Targeting Menin disrupts the KMT2A/B and polycomb balance to paradoxically activate bivalent genes [ChIP-seq]

Precise dynamic control of activating H3K4me3 and repressive H3K27me3 histone modifications at bivalent gene promoters is essential for normal development and frequently corrupted in cancer. Using whole genome CRISPR/Cas9 screens we identify specific roles for MTF2-PRC2.1 and PCGF1-PRC1.1 polycomb complexes, and MLL1/2-COMPASS-like complex components in maintaining bivalency.

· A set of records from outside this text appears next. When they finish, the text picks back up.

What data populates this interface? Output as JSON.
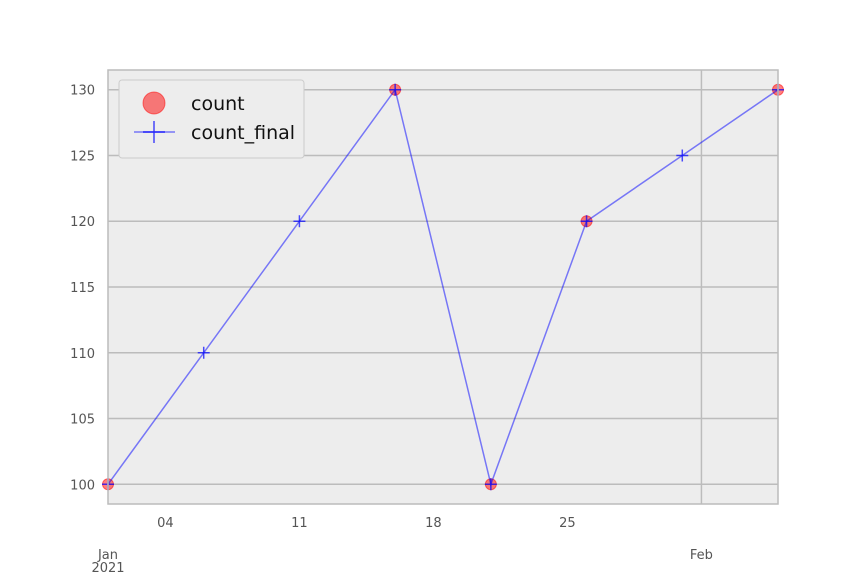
{
  "chart_data": {
    "type": "line",
    "title": "",
    "xlabel": "",
    "ylabel": "",
    "x_axis_type": "date",
    "xlim": [
      "2021-01-01",
      "2021-02-05"
    ],
    "ylim": [
      98.5,
      131.5
    ],
    "grid": true,
    "legend_position": "top-left",
    "background_color": "#ededed",
    "x_ticks": [
      {
        "date": "2021-01-04",
        "label": "04"
      },
      {
        "date": "2021-01-11",
        "label": "11"
      },
      {
        "date": "2021-01-18",
        "label": "18"
      },
      {
        "date": "2021-01-25",
        "label": "25"
      },
      {
        "date": "2021-02-01",
        "label": "Feb"
      }
    ],
    "x_major_label": {
      "date": "2021-01-01",
      "line1": "Jan",
      "line2": "2021"
    },
    "y_ticks": [
      100,
      105,
      110,
      115,
      120,
      125,
      130
    ],
    "series": [
      {
        "name": "count",
        "kind": "scatter",
        "color": "#ff0000",
        "points": [
          {
            "x": "2021-01-01",
            "y": 100
          },
          {
            "x": "2021-01-16",
            "y": 130
          },
          {
            "x": "2021-01-21",
            "y": 100
          },
          {
            "x": "2021-01-26",
            "y": 120
          },
          {
            "x": "2021-02-05",
            "y": 130
          }
        ]
      },
      {
        "name": "count_final",
        "kind": "line",
        "marker": "plus",
        "color": "#0000ff",
        "points": [
          {
            "x": "2021-01-01",
            "y": 100
          },
          {
            "x": "2021-01-06",
            "y": 110
          },
          {
            "x": "2021-01-11",
            "y": 120
          },
          {
            "x": "2021-01-16",
            "y": 130
          },
          {
            "x": "2021-01-21",
            "y": 100
          },
          {
            "x": "2021-01-26",
            "y": 120
          },
          {
            "x": "2021-01-31",
            "y": 125
          },
          {
            "x": "2021-02-05",
            "y": 130
          }
        ]
      }
    ]
  }
}
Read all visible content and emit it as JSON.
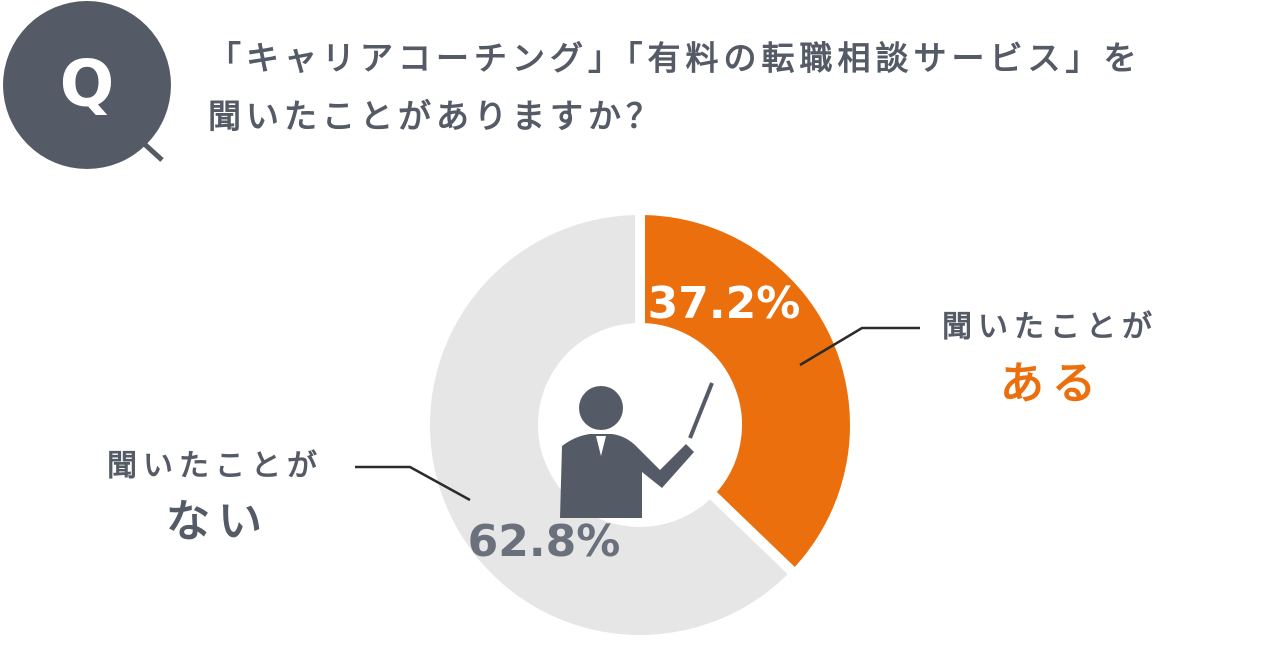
{
  "badge": "Q",
  "chart_data": {
    "type": "donut",
    "title": [
      "「キャリアコーチング」「有料の転職相談サービス」を",
      "聞いたことがありますか？"
    ],
    "categories": [
      [
        "聞いたことが",
        "ある"
      ],
      [
        "聞いたことが",
        "ない"
      ]
    ],
    "values": [
      37.2,
      62.8
    ],
    "value_labels": [
      "37.2%",
      "62.8%"
    ],
    "colors": [
      "#eb6f0c",
      "#e6e6e6"
    ]
  }
}
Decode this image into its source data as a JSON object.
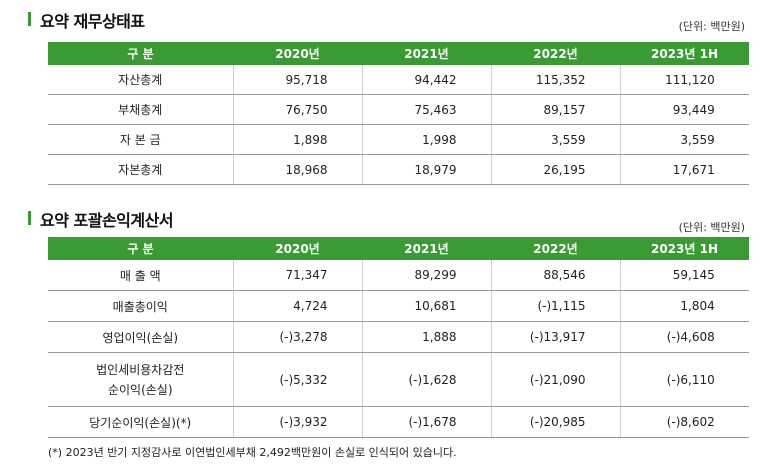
{
  "balance_sheet": {
    "title": "요약 재무상태표",
    "unit": "(단위: 백만원)",
    "header": [
      "구 분",
      "2020년",
      "2021년",
      "2022년",
      "2023년 1H"
    ],
    "rows": [
      {
        "label": "자산총계",
        "values": [
          "95,718",
          "94,442",
          "115,352",
          "111,120"
        ]
      },
      {
        "label": "부채총계",
        "values": [
          "76,750",
          "75,463",
          "89,157",
          "93,449"
        ]
      },
      {
        "label": "자 본 금",
        "values": [
          "1,898",
          "1,998",
          "3,559",
          "3,559"
        ]
      },
      {
        "label": "자본총계",
        "values": [
          "18,968",
          "18,979",
          "26,195",
          "17,671"
        ]
      }
    ]
  },
  "income_statement": {
    "title": "요약 포괄손익계산서",
    "unit": "(단위: 백만원)",
    "header": [
      "구 분",
      "2020년",
      "2021년",
      "2022년",
      "2023년 1H"
    ],
    "rows": [
      {
        "label": "매 출 액",
        "values": [
          "71,347",
          "89,299",
          "88,546",
          "59,145"
        ]
      },
      {
        "label": "매출총이익",
        "values": [
          "4,724",
          "10,681",
          "(-)1,115",
          "1,804"
        ]
      },
      {
        "label": "영업이익(손실)",
        "values": [
          "(-)3,278",
          "1,888",
          "(-)13,917",
          "(-)4,608"
        ]
      },
      {
        "label_line1": "법인세비용차감전",
        "label_line2": "순이익(손실)",
        "values": [
          "(-)5,332",
          "(-)1,628",
          "(-)21,090",
          "(-)6,110"
        ]
      },
      {
        "label": "당기순이익(손실)(*)",
        "values": [
          "(-)3,932",
          "(-)1,678",
          "(-)20,985",
          "(-)8,602"
        ]
      }
    ],
    "note": "(*) 2023년 반기 지정감사로 이연법인세부채 2,492백만원이 손실로 인식되어 있습니다."
  },
  "colors": {
    "accent": "#3a9b35",
    "header_text": "#ffffff"
  }
}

Contrary to expectations, loss of Menin or inhibition of the Menin-MLL1/2 interaction, induces activation of bivalent genes via loss of polycomb-mediated repression and defines distinct roles for MLL1/2 and Menin in gene regulation. Whilst Menin and MLL1/2 contribute to maintenance H3K4me3 at active genes, a separate Menin-independent function of MLL1/2 opposes polycomb mediated repression at bivalent genes. MLL1/2 are essential for basal transcription and, although dispensable for transcription factor driven activation, facilitate transcriptional consistency during dynamic changes in gene expression. This functional partitioning of COMPASS complex components reveals therapeutic opportunities to target oncogenic and immunosuppressive functions of PRC2 through pharmacological inhibition of Menin. Overall design: ChIPseq for H3K4me3, SUZ12 and MENIN in MENIN KO, or MEN inhibitor treated K562 cells. ChIPseq for MLL1 in embyonic stem cell line H9 pre-treated with DMSO, Menin inhibitor, EZH2 inhibitor or both Menin and EZH2 inhibitors ChIP-reChIP for H3K4me3 and H3K27me3 in K562 Cas9 cells.